洞内光线黑暗,苏肆雪把头发拢到身前,手指攥着衣裙,呼吸清浅,眼中溢出丝杀意,如果段阑噫发现了她的秘密,那她就……

段阑噫无暇顾及其他,注意力完全被吸附在了那一道道纵横交错的鞭伤上,新的,旧的,陈年累月留下来的,原本拂藕玉背被这些突兀的疤痕破坏了美感,以及那一因过于消瘦而高高凸出的蝴蝶骨。

她心脏揪起,再次撕了块干净的里衣布料,出去用溪水浸湿,小心擦拭着伤口周围的血水。

外面山谷万籁俱寂,衬托的洞内气氛温柔融洽,火堆孜孜不倦的燃着,偶尔噼里啪啦溅出星火点点。

火辣辣的后背多了一抹湿凉意,缓解了许些痛意,苏肆雪贝齿咬着下唇,忍着不发出声音。

段阑噫擦拭的手一顿,若无其事避开那一截横跨在楚腰间的红绳结,呢喃道:“什么癖好,堂堂七尺男儿怎么总是穿女子的衣裳。”

苏肆闷笑道:“你若是不喜,我以后不穿了。”

段阑噫回道:“那是你自己的事,我才懒得管。”

苏肆雪笑出声,没说话。

段阑噫恼羞,转移话题道:“你这伤到底怎么回事,当年不愿意说,现在还不准备告诉我吗?”

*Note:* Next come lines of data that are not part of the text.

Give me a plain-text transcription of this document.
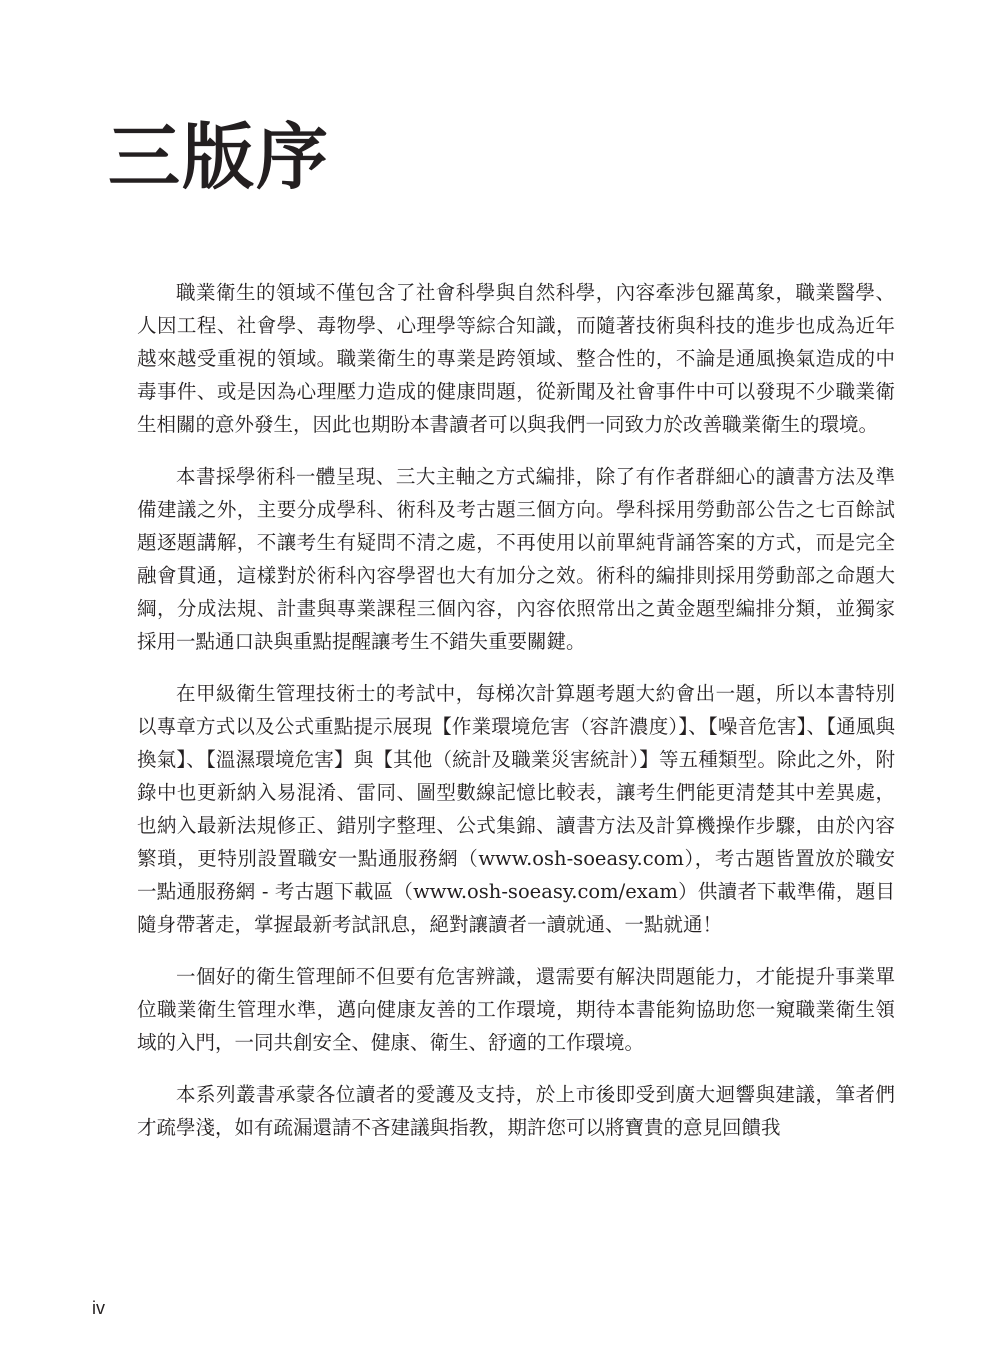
三版序

職業衛生的領域不僅包含了社會科學與自然科學，內容牽涉包羅萬象，職業醫學、人因工程、社會學、毒物學、心理學等綜合知識，而隨著技術與科技的進步也成為近年越來越受重視的領域。職業衛生的專業是跨領域、整合性的，不論是通風換氣造成的中毒事件、或是因為心理壓力造成的健康問題，從新聞及社會事件中可以發現不少職業衛生相關的意外發生，因此也期盼本書讀者可以與我們一同致力於改善職業衛生的環境。

本書採學術科一體呈現、三大主軸之方式編排，除了有作者群細心的讀書方法及準備建議之外，主要分成學科、術科及考古題三個方向。學科採用勞動部公告之七百餘試題逐題講解，不讓考生有疑問不清之處，不再使用以前單純背誦答案的方式，而是完全融會貫通，這樣對於術科內容學習也大有加分之效。術科的編排則採用勞動部之命題大綱，分成法規、計畫與專業課程三個內容，內容依照常出之黃金題型編排分類，並獨家採用一點通口訣與重點提醒讓考生不錯失重要關鍵。

在甲級衛生管理技術士的考試中，每梯次計算題考題大約會出一題，所以本書特別以專章方式以及公式重點提示展現【作業環境危害（容許濃度）】、【噪音危害】、【通風與換氣】、【溫濕環境危害】與【其他（統計及職業災害統計）】等五種類型。除此之外，附錄中也更新納入易混淆、雷同、圖型數線記憶比較表，讓考生們能更清楚其中差異處，也納入最新法規修正、錯別字整理、公式集錦、讀書方法及計算機操作步驟，由於內容繁瑣，更特別設置職安一點通服務網（www.osh-soeasy.com），考古題皆置放於職安一點通服務網 - 考古題下載區（www.osh-soeasy.com/exam）供讀者下載準備，題目隨身帶著走，掌握最新考試訊息，絕對讓讀者一讀就通、一點就通！

一個好的衛生管理師不但要有危害辨識，還需要有解決問題能力，才能提升事業單位職業衛生管理水準，邁向健康友善的工作環境，期待本書能夠協助您一窺職業衛生領域的入門，一同共創安全、健康、衛生、舒適的工作環境。

本系列叢書承蒙各位讀者的愛護及支持，於上市後即受到廣大迴響與建議，筆者們才疏學淺，如有疏漏還請不吝建議與指教，期許您可以將寶貴的意見回饋我

iv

苏肆雪敛了笑,沉默了许久,轻声问道:“你看它严重吗?”

段阑噫:“看着流血严重,实则伤口都不深,落鞭的人技巧刁钻,控制在不重伤的程度上,让人感受到最强的疼意。”

然而,这往往才是最折磨人的。

苏肆雪点头:“我母亲打的。”

“她为什么这么做?”段阑噫问出了困扰多年的问题。

“母亲代我严苛。”苏肆雪声音轻飘飘的,仿佛这伤不是长在她身上:“她不许我犯错,不准我忤逆她的意愿,对我定下了许多条条框框,若是不慎僭越这些规矩,她便会生气。”

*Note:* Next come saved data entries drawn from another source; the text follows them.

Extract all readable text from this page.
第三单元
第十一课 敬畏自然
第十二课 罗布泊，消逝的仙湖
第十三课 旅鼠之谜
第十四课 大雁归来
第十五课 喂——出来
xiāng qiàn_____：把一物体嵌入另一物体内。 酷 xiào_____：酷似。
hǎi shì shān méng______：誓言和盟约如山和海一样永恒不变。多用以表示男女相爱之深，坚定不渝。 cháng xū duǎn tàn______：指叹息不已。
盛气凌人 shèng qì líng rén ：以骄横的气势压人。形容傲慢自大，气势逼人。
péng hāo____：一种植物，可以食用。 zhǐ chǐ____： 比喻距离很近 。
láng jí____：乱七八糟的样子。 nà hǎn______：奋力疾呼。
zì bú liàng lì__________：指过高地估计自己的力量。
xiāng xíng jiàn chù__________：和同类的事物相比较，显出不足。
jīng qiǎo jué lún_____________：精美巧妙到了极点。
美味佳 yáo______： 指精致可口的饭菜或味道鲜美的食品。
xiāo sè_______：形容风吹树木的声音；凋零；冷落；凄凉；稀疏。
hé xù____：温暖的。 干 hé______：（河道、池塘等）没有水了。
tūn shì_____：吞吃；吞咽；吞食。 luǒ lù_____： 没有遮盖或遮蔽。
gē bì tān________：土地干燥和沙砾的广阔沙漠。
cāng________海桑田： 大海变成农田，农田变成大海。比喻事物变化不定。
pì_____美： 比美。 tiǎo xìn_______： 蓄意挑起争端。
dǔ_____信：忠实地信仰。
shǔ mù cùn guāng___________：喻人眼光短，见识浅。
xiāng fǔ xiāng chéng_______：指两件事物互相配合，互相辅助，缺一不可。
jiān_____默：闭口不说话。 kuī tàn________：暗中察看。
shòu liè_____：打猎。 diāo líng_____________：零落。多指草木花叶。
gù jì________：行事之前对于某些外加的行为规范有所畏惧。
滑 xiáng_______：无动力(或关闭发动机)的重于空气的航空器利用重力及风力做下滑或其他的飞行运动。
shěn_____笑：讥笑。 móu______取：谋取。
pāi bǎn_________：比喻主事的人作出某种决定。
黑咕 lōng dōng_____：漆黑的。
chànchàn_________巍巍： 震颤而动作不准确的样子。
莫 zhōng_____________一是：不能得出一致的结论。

段阑噫心中有所感触,开口道:“蓄意伤人不对,即便她是你亲生母亲,这不能成为伤害你的理由,你不该纵容……疼吗?”

苏肆雪听懂了她话中的意思,摇了摇头:“以前疼,后来……就能承受了。”

“是……习惯了?”段阑噫斟酌的问道。

苏肆雪笑了笑:“不是,我认识了一个人。”

“什么人?”段阑噫来回几趟擦干净脏污和血迹,扯了里衣包扎,从对方腋下穿过,被人拦截在手里。

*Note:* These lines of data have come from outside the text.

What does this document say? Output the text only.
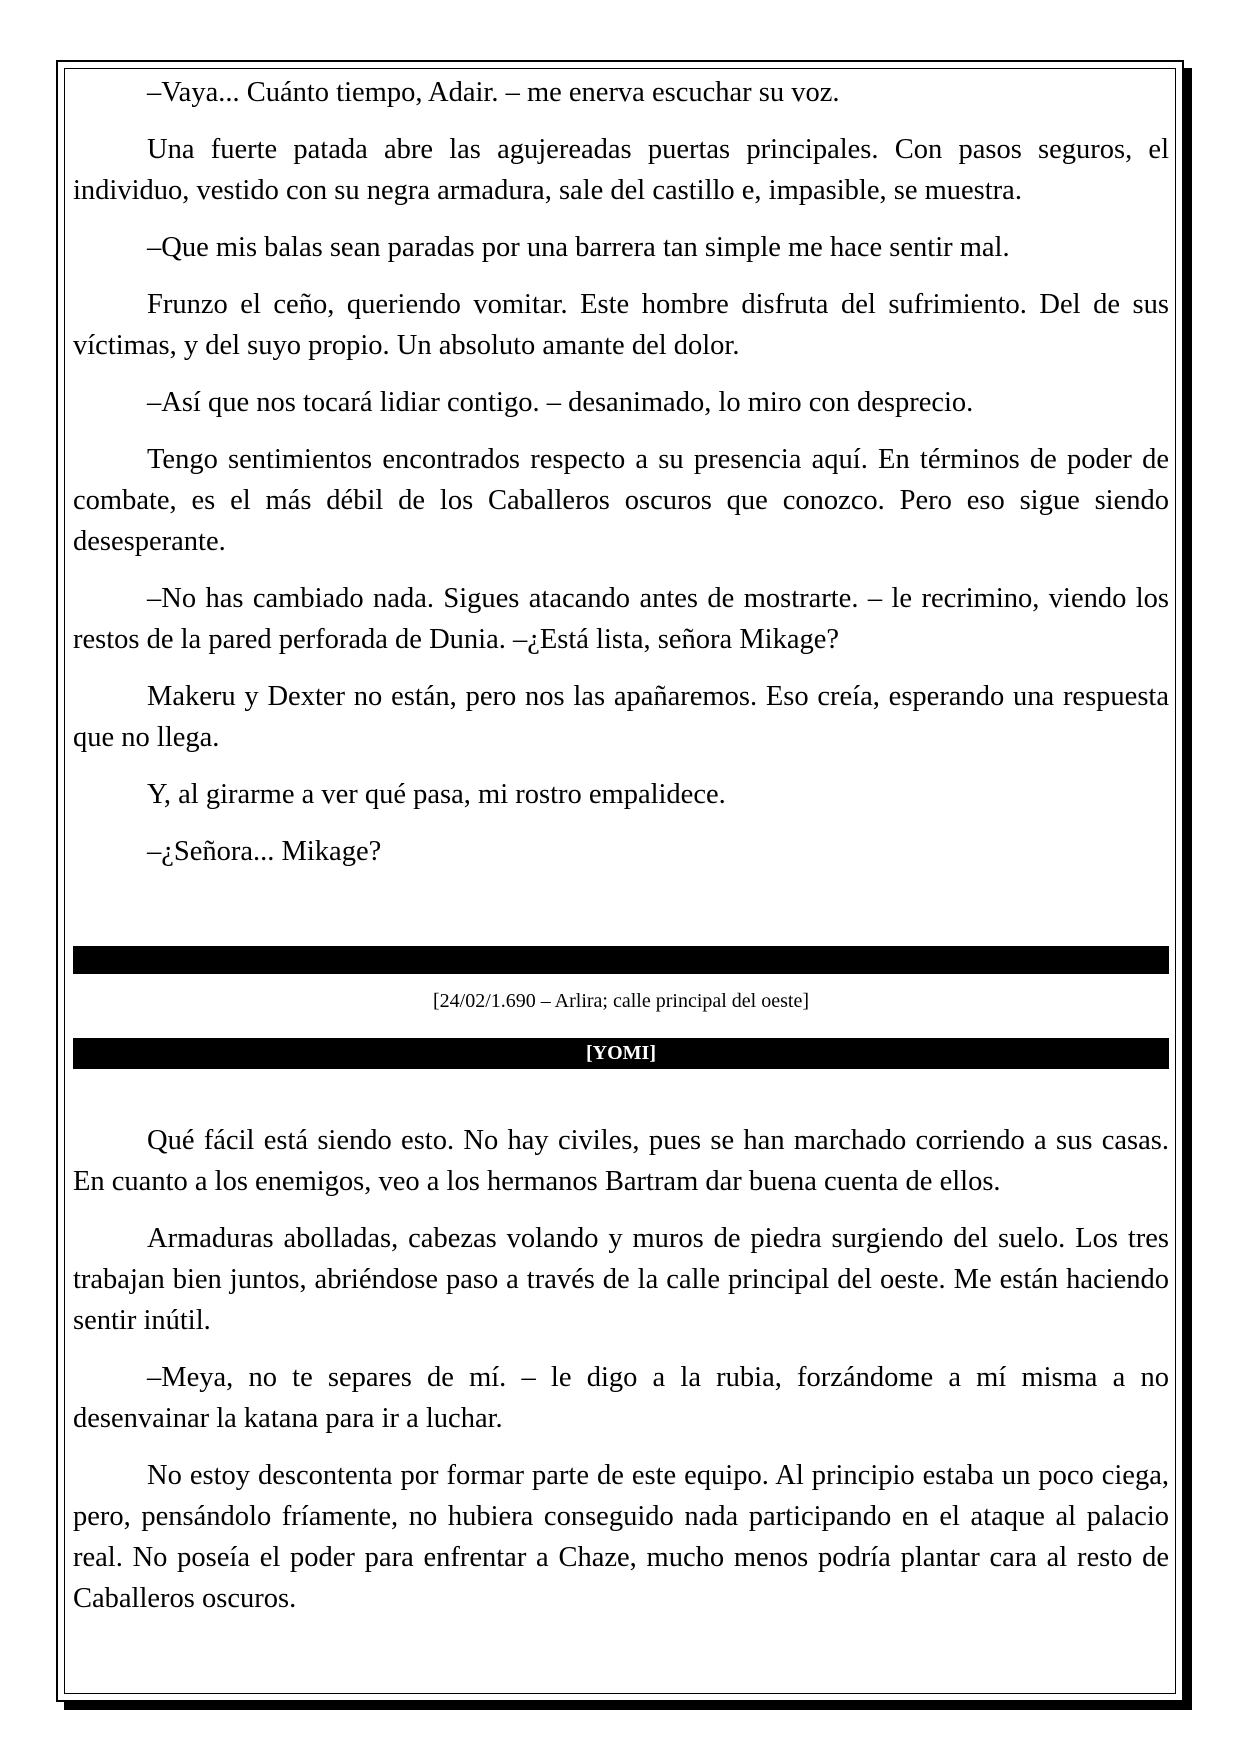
–Vaya... Cuánto tiempo, Adair. – me enerva escuchar su voz.

Una fuerte patada abre las agujereadas puertas principales. Con pasos seguros, el individuo, vestido con su negra armadura, sale del castillo e, impasible, se muestra.

–Que mis balas sean paradas por una barrera tan simple me hace sentir mal.

Frunzo el ceño, queriendo vomitar. Este hombre disfruta del sufrimiento. Del de sus víctimas, y del suyo propio. Un absoluto amante del dolor.

–Así que nos tocará lidiar contigo. – desanimado, lo miro con desprecio.

Tengo sentimientos encontrados respecto a su presencia aquí. En términos de poder de combate, es el más débil de los Caballeros oscuros que conozco. Pero eso sigue siendo desesperante.

–No has cambiado nada. Sigues atacando antes de mostrarte. – le recrimino, viendo los restos de la pared perforada de Dunia. –¿Está lista, señora Mikage?

Makeru y Dexter no están, pero nos las apañaremos. Eso creía, esperando una respuesta que no llega.

Y, al girarme a ver qué pasa, mi rostro empalidece.

–¿Señora... Mikage?

[24/02/1.690 – Arlira; calle principal del oeste]
[YOMI]

Qué fácil está siendo esto. No hay civiles, pues se han marchado corriendo a sus casas. En cuanto a los enemigos, veo a los hermanos Bartram dar buena cuenta de ellos.

Armaduras abolladas, cabezas volando y muros de piedra surgiendo del suelo. Los tres trabajan bien juntos, abriéndose paso a través de la calle principal del oeste. Me están haciendo sentir inútil.

–Meya, no te separes de mí. – le digo a la rubia, forzándome a mí misma a no desenvainar la katana para ir a luchar.

No estoy descontenta por formar parte de este equipo. Al principio estaba un poco ciega, pero, pensándolo fríamente, no hubiera conseguido nada participando en el ataque al palacio real. No poseía el poder para enfrentar a Chaze, mucho menos podría plantar cara al resto de Caballeros oscuros.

“我自己来。”苏肆雪将布料绕过身前,从肩头递给身后的人,等打好结穿好衣裳,她转过身体重新面对段阑噫。

“我以前和母亲两个人住,那宅子偏僻,地广人稀,我们便种菜地维持生计,后来隔壁宅院里搬进了一个小女孩儿。”

说起这个人,苏肆雪眉宇不自觉变得温润:“她性子跳脱随性,每次都在我受罚之后拿着我家地里的菜哄我,有时候是花生,有时候是萝卜,她应当是个大户人家的千金,不懂得好坏,觉得最大的就是最好的,总是挖最烂的。”

“我母亲不喜我跟别人有交集,终日将我关在院子里,她便爬墙头过来找我,那段时间短暂……”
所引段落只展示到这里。